Shipping has underpinned international trade for millennia. Even today, more than 90% of world trade travels by sea, everything from coal to cobalt to cars. Of the hundreds of thousands of vessels out there, only a handful are involved in illicit activities. They do so because the economic incentives for, say, smuggling are enormous. The challenges these ships pose to security and enforcement agencies are similarly huge.
That’s because despite new technologies, tracking and monitoring global ship movements remains tricky. Yet, with proper analysis and maritime domain expertise, we can use this data to build highly-predictive anomaly-detection tools.

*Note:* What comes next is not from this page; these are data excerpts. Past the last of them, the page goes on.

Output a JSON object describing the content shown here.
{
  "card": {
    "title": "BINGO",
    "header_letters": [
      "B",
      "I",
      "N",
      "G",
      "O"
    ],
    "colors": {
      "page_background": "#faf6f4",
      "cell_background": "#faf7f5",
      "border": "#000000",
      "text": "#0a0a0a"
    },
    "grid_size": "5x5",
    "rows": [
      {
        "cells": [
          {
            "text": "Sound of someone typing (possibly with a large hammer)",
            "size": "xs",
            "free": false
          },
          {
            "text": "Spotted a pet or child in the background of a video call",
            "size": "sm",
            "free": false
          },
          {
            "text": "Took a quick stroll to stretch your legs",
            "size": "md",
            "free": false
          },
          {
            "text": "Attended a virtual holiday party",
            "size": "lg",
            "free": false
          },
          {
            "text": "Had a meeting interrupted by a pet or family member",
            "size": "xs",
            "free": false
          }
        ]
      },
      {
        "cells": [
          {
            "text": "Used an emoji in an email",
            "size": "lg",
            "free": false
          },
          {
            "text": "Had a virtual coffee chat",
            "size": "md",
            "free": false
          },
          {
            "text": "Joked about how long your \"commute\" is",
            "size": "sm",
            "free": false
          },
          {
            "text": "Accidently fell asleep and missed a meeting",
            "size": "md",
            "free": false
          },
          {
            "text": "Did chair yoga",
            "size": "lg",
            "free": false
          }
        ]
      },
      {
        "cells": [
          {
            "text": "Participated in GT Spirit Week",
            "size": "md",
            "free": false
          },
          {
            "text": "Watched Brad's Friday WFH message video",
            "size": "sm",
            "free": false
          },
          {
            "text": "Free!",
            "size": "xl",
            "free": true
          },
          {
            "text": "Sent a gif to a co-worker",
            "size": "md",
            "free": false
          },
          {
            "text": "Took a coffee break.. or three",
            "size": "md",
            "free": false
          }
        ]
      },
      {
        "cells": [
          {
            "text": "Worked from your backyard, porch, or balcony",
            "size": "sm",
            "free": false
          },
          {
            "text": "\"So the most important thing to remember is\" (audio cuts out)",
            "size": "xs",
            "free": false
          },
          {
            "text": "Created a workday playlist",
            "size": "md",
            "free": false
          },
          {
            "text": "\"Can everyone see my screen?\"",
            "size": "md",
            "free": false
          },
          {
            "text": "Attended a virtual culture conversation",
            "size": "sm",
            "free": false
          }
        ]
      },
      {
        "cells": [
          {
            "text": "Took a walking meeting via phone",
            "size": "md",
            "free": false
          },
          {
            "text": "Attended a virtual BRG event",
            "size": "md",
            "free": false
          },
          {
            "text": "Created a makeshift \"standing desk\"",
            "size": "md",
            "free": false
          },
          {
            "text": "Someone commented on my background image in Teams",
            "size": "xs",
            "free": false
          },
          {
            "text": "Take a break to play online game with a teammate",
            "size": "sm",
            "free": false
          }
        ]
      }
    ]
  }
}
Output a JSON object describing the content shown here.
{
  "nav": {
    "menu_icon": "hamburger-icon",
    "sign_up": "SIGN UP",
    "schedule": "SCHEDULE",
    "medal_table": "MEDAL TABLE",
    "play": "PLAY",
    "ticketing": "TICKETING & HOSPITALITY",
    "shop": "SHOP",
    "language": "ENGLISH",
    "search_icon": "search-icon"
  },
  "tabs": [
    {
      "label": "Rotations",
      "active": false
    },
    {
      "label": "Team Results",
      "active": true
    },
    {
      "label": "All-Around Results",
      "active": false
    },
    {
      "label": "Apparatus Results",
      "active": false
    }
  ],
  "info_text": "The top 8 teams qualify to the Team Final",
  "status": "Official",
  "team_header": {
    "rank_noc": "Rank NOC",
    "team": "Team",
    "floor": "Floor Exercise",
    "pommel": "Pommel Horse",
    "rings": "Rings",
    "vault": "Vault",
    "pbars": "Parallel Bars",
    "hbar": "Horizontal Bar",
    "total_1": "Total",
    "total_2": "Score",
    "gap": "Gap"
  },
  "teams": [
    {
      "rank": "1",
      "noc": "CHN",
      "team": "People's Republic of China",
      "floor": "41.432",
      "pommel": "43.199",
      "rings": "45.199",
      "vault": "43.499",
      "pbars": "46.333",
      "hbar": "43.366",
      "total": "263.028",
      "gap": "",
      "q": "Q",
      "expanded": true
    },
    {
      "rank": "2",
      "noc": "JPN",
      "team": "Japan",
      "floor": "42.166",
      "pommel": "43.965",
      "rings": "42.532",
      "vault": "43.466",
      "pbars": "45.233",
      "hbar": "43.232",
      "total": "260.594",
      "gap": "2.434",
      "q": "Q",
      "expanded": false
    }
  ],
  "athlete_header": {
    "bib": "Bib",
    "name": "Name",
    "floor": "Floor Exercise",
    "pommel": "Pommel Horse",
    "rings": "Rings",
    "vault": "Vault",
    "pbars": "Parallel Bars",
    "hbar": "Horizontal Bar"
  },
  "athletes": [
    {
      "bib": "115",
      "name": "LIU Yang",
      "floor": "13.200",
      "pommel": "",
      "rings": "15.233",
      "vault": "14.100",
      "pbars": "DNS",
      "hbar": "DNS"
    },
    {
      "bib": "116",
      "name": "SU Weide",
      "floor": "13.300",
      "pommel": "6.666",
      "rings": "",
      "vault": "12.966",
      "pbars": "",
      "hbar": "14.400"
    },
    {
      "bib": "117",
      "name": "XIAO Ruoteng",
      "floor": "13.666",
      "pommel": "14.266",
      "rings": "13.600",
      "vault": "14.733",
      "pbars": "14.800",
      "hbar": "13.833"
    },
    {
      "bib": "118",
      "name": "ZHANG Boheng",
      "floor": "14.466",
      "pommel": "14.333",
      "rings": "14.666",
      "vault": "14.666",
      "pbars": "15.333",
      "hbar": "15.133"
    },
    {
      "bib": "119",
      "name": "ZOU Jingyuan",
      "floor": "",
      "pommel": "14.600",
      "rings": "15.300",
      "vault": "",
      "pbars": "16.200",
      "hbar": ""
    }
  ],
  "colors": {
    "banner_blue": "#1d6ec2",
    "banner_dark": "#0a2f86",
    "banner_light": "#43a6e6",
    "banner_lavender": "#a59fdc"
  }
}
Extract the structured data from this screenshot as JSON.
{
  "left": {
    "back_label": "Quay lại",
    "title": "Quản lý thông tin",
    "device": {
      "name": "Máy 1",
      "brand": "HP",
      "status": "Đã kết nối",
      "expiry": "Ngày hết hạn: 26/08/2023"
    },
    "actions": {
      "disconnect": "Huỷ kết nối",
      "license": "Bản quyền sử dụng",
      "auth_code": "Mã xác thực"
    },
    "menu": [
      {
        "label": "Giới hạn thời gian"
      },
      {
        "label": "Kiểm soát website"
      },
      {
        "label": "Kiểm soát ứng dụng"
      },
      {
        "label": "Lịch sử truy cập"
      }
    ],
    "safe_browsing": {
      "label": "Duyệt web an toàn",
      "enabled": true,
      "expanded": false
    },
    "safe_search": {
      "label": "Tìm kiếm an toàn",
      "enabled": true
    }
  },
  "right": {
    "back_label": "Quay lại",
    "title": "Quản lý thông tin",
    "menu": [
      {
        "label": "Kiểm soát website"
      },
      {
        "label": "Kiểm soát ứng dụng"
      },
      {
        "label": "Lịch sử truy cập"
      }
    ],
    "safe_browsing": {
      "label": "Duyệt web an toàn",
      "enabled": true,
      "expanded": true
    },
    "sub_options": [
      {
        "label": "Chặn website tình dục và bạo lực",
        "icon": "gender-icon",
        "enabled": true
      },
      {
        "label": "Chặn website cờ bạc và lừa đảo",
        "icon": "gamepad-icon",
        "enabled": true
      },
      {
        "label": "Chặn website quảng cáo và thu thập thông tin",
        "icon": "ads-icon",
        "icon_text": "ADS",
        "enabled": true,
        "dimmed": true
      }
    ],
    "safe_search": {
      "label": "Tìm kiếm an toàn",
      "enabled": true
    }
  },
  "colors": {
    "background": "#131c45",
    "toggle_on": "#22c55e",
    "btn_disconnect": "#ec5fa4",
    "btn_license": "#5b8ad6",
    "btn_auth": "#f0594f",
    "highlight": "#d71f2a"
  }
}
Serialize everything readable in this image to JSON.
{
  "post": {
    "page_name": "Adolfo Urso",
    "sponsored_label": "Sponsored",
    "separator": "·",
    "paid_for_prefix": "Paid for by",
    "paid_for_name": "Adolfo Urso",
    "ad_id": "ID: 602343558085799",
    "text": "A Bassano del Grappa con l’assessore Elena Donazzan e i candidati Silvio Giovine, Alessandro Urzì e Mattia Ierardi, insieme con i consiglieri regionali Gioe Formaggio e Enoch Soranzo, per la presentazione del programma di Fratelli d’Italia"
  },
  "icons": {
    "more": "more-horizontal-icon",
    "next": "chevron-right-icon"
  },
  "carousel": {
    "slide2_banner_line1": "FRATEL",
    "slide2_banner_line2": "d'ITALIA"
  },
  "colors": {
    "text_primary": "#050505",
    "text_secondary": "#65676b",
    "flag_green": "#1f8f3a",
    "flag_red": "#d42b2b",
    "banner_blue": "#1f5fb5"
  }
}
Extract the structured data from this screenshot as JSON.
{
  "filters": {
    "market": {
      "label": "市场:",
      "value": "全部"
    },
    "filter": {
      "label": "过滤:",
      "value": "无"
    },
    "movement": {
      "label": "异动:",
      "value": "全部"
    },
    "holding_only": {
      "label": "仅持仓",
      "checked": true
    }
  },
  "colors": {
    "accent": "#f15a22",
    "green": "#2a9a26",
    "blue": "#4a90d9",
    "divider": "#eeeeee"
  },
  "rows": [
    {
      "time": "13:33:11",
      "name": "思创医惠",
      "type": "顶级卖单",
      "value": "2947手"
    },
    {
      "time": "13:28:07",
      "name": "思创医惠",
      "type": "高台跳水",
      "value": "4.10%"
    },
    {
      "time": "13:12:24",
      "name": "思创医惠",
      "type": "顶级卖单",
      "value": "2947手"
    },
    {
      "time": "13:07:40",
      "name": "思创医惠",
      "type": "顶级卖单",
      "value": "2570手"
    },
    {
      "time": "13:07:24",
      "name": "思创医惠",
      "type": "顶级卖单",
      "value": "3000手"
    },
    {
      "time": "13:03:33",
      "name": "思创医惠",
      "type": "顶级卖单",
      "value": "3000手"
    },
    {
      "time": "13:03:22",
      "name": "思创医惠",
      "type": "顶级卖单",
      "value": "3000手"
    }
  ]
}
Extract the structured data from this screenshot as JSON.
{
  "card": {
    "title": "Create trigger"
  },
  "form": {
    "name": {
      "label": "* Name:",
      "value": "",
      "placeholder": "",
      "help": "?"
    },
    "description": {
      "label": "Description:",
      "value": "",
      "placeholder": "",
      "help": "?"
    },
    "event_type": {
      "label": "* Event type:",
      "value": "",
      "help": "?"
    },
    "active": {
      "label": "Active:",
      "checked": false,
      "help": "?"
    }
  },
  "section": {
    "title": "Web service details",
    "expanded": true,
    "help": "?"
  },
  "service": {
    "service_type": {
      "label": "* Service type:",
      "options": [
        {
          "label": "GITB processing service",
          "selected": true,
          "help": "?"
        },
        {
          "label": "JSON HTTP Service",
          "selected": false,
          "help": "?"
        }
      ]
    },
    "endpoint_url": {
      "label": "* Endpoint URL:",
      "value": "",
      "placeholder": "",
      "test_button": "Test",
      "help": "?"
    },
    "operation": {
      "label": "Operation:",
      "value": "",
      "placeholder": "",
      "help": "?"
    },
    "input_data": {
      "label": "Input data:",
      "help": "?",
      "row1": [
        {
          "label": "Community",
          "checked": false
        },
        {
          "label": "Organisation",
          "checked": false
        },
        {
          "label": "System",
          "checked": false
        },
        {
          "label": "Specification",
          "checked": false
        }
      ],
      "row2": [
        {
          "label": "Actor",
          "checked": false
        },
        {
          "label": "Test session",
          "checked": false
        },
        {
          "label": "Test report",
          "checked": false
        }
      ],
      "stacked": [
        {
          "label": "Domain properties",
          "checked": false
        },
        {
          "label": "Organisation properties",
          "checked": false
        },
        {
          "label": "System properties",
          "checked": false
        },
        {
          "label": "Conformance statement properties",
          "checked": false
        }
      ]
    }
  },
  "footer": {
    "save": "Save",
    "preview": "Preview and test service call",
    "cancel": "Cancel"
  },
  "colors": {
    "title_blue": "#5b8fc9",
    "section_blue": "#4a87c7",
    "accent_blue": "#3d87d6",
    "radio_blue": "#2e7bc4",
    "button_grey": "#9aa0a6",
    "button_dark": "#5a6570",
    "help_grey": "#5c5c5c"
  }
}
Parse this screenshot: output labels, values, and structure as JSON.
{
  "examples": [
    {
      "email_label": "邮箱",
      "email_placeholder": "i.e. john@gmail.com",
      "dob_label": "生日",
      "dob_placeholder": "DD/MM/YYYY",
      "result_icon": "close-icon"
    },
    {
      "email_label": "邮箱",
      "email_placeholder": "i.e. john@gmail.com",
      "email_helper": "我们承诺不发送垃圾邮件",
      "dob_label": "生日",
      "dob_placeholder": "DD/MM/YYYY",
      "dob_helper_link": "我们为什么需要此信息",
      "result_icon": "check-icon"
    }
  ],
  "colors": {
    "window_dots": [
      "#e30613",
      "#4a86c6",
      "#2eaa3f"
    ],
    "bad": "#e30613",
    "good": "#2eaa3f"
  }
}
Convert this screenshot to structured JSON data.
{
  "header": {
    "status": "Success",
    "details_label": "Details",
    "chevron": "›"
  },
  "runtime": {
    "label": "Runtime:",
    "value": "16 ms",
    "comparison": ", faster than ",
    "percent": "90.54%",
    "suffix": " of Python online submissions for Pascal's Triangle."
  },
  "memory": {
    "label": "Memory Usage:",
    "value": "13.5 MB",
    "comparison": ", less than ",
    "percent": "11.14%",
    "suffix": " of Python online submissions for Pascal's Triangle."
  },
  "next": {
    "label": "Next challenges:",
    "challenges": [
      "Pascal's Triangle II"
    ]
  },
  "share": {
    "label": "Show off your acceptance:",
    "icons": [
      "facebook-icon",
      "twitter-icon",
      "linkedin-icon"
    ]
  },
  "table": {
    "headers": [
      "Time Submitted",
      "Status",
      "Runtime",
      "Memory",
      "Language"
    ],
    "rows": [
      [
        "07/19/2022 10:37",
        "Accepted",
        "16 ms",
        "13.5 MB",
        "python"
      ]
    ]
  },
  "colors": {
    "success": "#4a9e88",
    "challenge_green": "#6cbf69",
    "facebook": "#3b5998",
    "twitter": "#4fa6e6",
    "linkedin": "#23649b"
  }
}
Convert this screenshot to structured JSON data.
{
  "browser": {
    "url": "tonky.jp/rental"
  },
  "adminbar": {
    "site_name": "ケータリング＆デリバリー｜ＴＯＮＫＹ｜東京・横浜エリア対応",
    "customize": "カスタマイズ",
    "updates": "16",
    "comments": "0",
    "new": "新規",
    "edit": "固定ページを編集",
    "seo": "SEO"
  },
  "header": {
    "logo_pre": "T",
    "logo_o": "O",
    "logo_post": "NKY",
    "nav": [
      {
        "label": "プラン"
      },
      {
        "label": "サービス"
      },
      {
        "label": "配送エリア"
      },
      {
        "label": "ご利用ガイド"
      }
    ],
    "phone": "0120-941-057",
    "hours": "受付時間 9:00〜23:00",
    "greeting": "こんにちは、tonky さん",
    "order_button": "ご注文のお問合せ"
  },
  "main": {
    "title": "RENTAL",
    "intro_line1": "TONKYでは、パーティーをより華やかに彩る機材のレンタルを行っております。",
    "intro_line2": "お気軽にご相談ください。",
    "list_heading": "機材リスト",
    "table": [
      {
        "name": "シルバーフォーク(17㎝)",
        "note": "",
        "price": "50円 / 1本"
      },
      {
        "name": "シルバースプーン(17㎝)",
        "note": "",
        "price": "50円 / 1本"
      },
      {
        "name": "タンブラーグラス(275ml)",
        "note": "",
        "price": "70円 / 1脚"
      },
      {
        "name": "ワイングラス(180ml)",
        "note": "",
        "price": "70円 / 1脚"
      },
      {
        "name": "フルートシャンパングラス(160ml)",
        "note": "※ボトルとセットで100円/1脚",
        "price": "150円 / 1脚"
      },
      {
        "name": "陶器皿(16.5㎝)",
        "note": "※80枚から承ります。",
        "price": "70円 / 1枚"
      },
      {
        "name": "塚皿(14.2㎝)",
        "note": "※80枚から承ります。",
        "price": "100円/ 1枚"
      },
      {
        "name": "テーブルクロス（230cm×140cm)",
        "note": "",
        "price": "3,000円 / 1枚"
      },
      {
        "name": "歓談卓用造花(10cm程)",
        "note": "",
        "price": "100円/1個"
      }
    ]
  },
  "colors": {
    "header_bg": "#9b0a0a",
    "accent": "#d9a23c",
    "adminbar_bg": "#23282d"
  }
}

To do this, we first had to build a comprehensive database of vessels previously caught smuggling. From the cases our analysts investigated, we compiled thousands of examples of ships that operated anomalously and followed known smuggling routes and methods. Combined with records of vessels apprehended by the authorities, we used this data as the foundation for our predictive model.
Of course, we also had to create a “safe” sample i.e. vessels that were not involved in smuggling. This is arguably just as important as the selection of the “risky” sample. Each of our data points is a vessel at a certain point in time, so the “safe” samples have to follow this structure as well. The key factor we considered here was that we wanted the algorithm to be trained on a sample that was as close as possible to being a true representation of the “real world” the model will be used to analyze later. So we selected a set of “safe” vessels that are similar to a suspicious vessel in almost every respect, and that would control for bias in our workflow. The location in time and space was the same. The size of this sample represented the proportion of risky vessels we believe are out there. It was critical that this semi-random subsample be a good representation of safe vessels.
Using a ship’s location history, there are many parameters we can use to tell a vessel’s story. From the ports and docks visited by the ship we can learn more about what the ship does and the cargo it carries. Routes sailed and cruising speed are indicative of the efficiency of the operation. When a vessel abandons its regular routes and arrives in an area it has never visited before it could be considered a risk indicator. Many additional parameters can be relevant to assess the risk a ship poses, such as unusual changes in course, transshipments outside of known hubs, or turning off transmissions. The machine learning model we’ve created uses dozens of such features to predict in real time which vessels are more likely to be involved in smuggling.
For example, there’s the case of the ship that was boarded by the Greek coastguard in the Mediterranean. It was caught smuggling oil from Algeria to Crete. Examining the dynamic risk ranking our algorithm assigned to it over time shows that it spiked one month prior to the event (see below). Six days before being boarded, the ship was in the top 1% of vessels ranked by risk.
The prediction was heavily influenced by the vessel entering Algeria and Tunisia for the first time. In fact, this tanker began operating in an entirely new way in the weeks prior to being arrested, changing its whole areas and methods of operation. It also changed its name and other identifiers shortly before its ill-fated voyage. These features (and a couple of dozen more) caused a spike in the risk score this vessel received, just before it engaged in illicit activity
These kinds of predictions assist agencies such as coastguards, navies, customs authorities and other security organizations in prioritizing their resources, such as ships or human analysts. The true power of statistical prediction is in pointing the operator in the right direction, allowing them to focus on relevant anomalous cases and cut out all the noise.